Many companies have started to file trademark applications for NFTs. A trademark application must identify the goods and services offered under that mark. For example, Adidas is a trademark for shoes (among many other products) and Coca-Cola is a trademark for non-alcoholic beverage.
As said, NFTs are pieces of code that exist in the blockchain. According to Nice Classification, downloadable software products belong to class 9. For example, the US retailer Saks has registered the EU trademark SAKS for “digital media, namely, digital collectibles, digital tokens, non-fungible tokens (NFTs) and digital art” in class 9.
The EU trademark office does not yet have NFTs in its classification database (the Harmonized database) as a pre-approved item. For identifying NFTs in the application using broader terms that exist in the EUIPO’s database, they fall under “recorded content”, “media content” or “software” (class 9). Using these terms will ensure that the application covers NFTs. The applicant can also specify their goods as “non-fungible tokens”, and this seems to be acceptable to the EUIPO. The downside is that in that case the application cannot proceed to fast track as the term “non-fungible token” will go under manual review by EUIPO. Having said this, it is likely that NFTs will be added to the Harmonized database in the near future.
Those companies that have protected their trademark in class 9 and used broad terms such as “software” or “recorded content” already have trademarks that cover NFTs and they do not have to refile their trademarks with amended classification. For those companies that have used more specific terms, such as “gaming software” or “downloadable mobile applications”, the existing trademark registrations do not cover NFTs and they should consider filing new trademarks covering also NFTs.
Apart from actual tokens, there are many services that relate to NFTs. Here are some:
Class 35 includes retail services, which in turn include the operation of a market place where NFTs and NFT backed assets are being sold.

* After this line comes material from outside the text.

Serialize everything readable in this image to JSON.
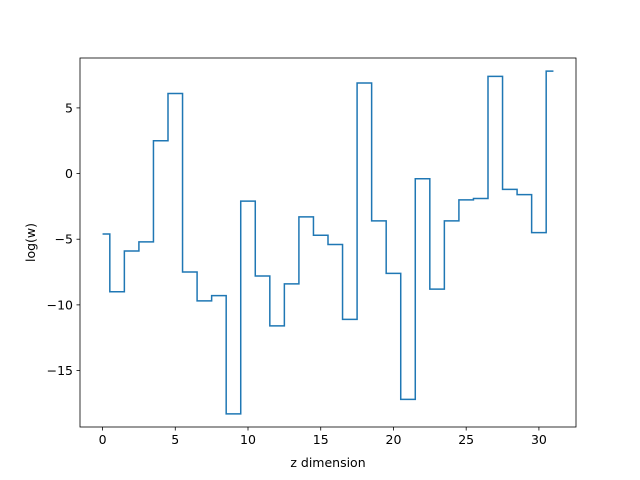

Class 36 includes services related to currencies and finance. Brokerage and issuing of NFTs is a class 36 service. Also included in class 36 is financial consulting, valuation services, processing payments and financial asset management. Cryptocurrency wallets are also in class 36.

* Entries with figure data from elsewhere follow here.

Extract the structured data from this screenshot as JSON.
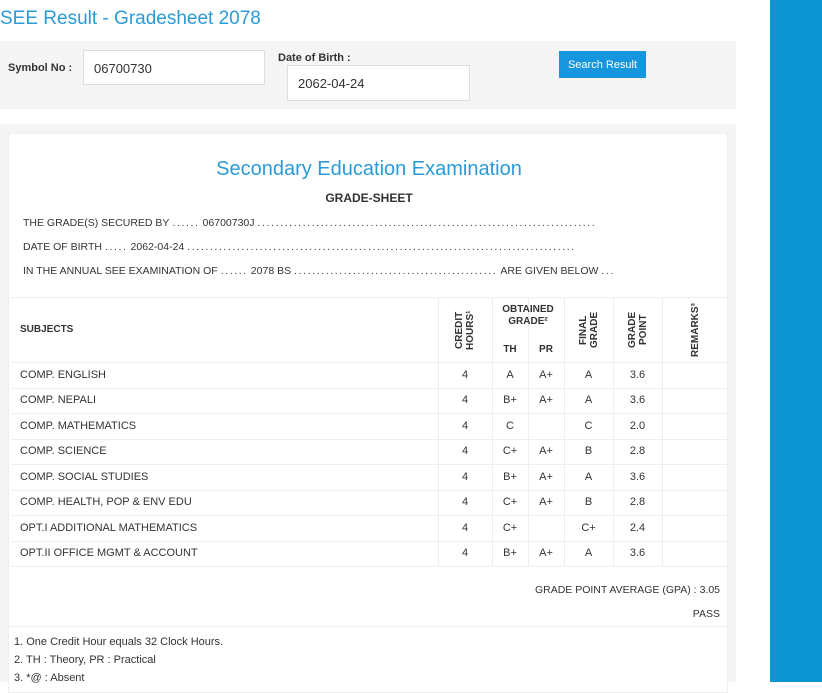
{
  "header": {
    "title": "SEE Result - Gradesheet 2078"
  },
  "form": {
    "symbol_label": "Symbol No :",
    "symbol_value": "06700730",
    "dob_label": "Date of Birth :",
    "dob_value": "2062-04-24",
    "button": "Search Result"
  },
  "sheet": {
    "heading": "Secondary Education Examination",
    "subheading": "GRADE-SHEET",
    "lines": [
      [
        "THE GRADE(S) SECURED BY",
        "......",
        "06700730J",
        "..........................................................................."
      ],
      [
        "DATE OF BIRTH",
        ".....",
        "2062-04-24",
        "......................................................................................"
      ],
      [
        "IN THE ANNUAL SEE EXAMINATION OF",
        "......",
        "2078 BS",
        ".............................................",
        "ARE GIVEN BELOW",
        "..."
      ]
    ],
    "table": {
      "headers": {
        "subjects": "SUBJECTS",
        "credit_hours": "CREDIT HOURS¹",
        "obtained_grade": "OBTAINED GRADE²",
        "th": "TH",
        "pr": "PR",
        "final_grade": "FINAL GRADE",
        "grade_point": "GRADE POINT",
        "remarks": "REMARKS³"
      },
      "rows": [
        [
          "COMP. ENGLISH",
          "4",
          "A",
          "A+",
          "A",
          "3.6"
        ],
        [
          "COMP. NEPALI",
          "4",
          "B+",
          "A+",
          "A",
          "3.6"
        ],
        [
          "COMP. MATHEMATICS",
          "4",
          "C",
          "",
          "C",
          "2.0"
        ],
        [
          "COMP. SCIENCE",
          "4",
          "C+",
          "A+",
          "B",
          "2.8"
        ],
        [
          "COMP. SOCIAL STUDIES",
          "4",
          "B+",
          "A+",
          "A",
          "3.6"
        ],
        [
          "COMP. HEALTH, POP & ENV EDU",
          "4",
          "C+",
          "A+",
          "B",
          "2.8"
        ],
        [
          "OPT.I ADDITIONAL MATHEMATICS",
          "4",
          "C+",
          "",
          "C+",
          "2.4"
        ],
        [
          "OPT.II OFFICE MGMT & ACCOUNT",
          "4",
          "B+",
          "A+",
          "A",
          "3.6"
        ]
      ]
    },
    "gpa_label": "GRADE POINT AVERAGE (GPA) :",
    "gpa": "3.05",
    "result": "PASS",
    "notes": [
      "1. One Credit Hour equals 32 Clock Hours.",
      "2. TH : Theory, PR : Practical",
      "3. *@ : Absent"
    ]
  }
}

Class 42 includes a variety of IT services and Saas-services. These include data security, encryption and authentication services, as well as data storage services in the blockchain. Also, technical consulting relating to blockchain and cryptocurrencies belong to class 42.
Companies that operate in tech or are interested in taking advantage of NFTs in their business should start by reviewing their current trademark registrations to see whether they already cover NFTs and NFT-related services.
Those companies that have protected their trademarks using broad product and service specifications may well find that their existing trademarks adequately cover NFTs. On the other hand, those companies that have used highly specific product and service specifications in their applications might well find that their existing trademarks are not sufficiently broad and should consider additional filings to patch their coverage.